NBC: NBC television, paired with the Universal movie studio under GE, is dumping people and jobs. This is to cut operating costs by $750 million by the end of next year.

NBC: big cuts in news and a decision to stop programming expensive dramas in the eight o'clock hour. That's the first of three nighttime hours of programming that affiliates must carry. Brooks Barnes broke the story in today's Wall Street Journal. Brooks, why is this happening now?

BROOKS BARNES: All of the media companies are trying to get a handle on how they can grow with digital media just exploding. And NBC, you know, is coming from a place where they've been down in the ratings the last couple of years and just have said, look, we can't carry these costs as we move forward into these new initiatives.


: But NBC News is number one in the news broadcasts at night and there's a graph in your story today in the paper that seems to show their numbers for overall broadcast programming actually getting a little bit better.

BARNES: Well, they say, I mean, that they're doing this from a position of strength. That's debatable, but certainly in the late night, in news, in the morning, NBC is number one across the board. So they're very careful to say, look, we want to protect our brand, you won't see any changes in nightly news, you're not going to see any changes in The Today Show, but we've got to collect our news in a different way going across all of our divisions.

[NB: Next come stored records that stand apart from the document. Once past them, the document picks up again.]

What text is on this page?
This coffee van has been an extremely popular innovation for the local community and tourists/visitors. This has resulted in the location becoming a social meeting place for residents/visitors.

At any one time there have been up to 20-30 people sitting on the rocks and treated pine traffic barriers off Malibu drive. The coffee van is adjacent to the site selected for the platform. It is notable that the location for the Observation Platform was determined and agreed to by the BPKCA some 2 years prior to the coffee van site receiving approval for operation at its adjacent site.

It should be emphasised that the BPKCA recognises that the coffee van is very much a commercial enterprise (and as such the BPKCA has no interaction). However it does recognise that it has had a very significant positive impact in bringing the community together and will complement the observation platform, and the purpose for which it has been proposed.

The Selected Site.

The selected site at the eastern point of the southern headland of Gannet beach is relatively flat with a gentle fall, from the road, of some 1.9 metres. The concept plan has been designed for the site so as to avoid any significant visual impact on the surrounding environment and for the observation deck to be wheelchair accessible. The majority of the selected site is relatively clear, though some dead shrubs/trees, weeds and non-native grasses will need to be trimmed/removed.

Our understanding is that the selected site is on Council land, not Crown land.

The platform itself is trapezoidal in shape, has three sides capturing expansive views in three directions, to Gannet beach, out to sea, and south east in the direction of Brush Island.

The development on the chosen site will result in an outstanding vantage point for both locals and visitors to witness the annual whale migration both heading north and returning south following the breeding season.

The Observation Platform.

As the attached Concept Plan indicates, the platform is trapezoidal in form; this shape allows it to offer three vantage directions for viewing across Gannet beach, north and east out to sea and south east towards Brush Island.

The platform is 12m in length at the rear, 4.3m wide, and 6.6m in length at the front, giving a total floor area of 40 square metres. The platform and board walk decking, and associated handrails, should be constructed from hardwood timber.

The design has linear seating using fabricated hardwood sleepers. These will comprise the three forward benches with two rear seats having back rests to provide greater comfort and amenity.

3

: Because you see the audience splintering and going to the Internet and people getting their news in all kinds of different ways.

BARNES: Right.

: What about the other networks? What is going to happen at the other television networks? Because the changes that you see, especially in this eight o'clock hour, I mean that's a huge change in the way networks think about programming.


BARNES: It is. I mean it is and it isn't. It's a huge change for a flagship network. NBC was the first network to exist. FOX has only had two hours of programming since they came into the business and the other networks are just looking at them and saying, look, this is a much leaner system; we have fewer hours to program; we don't need to spend three million dollars on a drama that is just sort of a mediocre time filler. And especially as fewer people watch on the TV and more go online.

: You say that FOX is kind of a model. In that same graph that I referred to earlier in the paper today, that kind of measures what the broadcast audience is, FOX is substantially smaller than the other networks. But I think what you're saying is their audience is much smaller, but it costs them hugely less to get that audience.

BARNES: Right. And FOX ended the season last year as the number one network. So when they have fewer hours to compete against the big three, it's just a game that is impossible for NBC, CBS, ABC to play.

: You broke this story today. You cover media for the Wall Street Journal. Do you know what's going to happen five years from now in media?

BARNES: No. (Laughs) The pace that it's been changing over the last year has really been incredible. I think that you'll see a lot more people watching TV on their computers. You look at college students. They don't even bring TVs to their dorm rooms anymore. They just bring a computer. So that's sort of the direction we're moving in. How quickly is anybody's guess.

: Brooks Barnes of the Wall Street Journal. Brooks, thank you.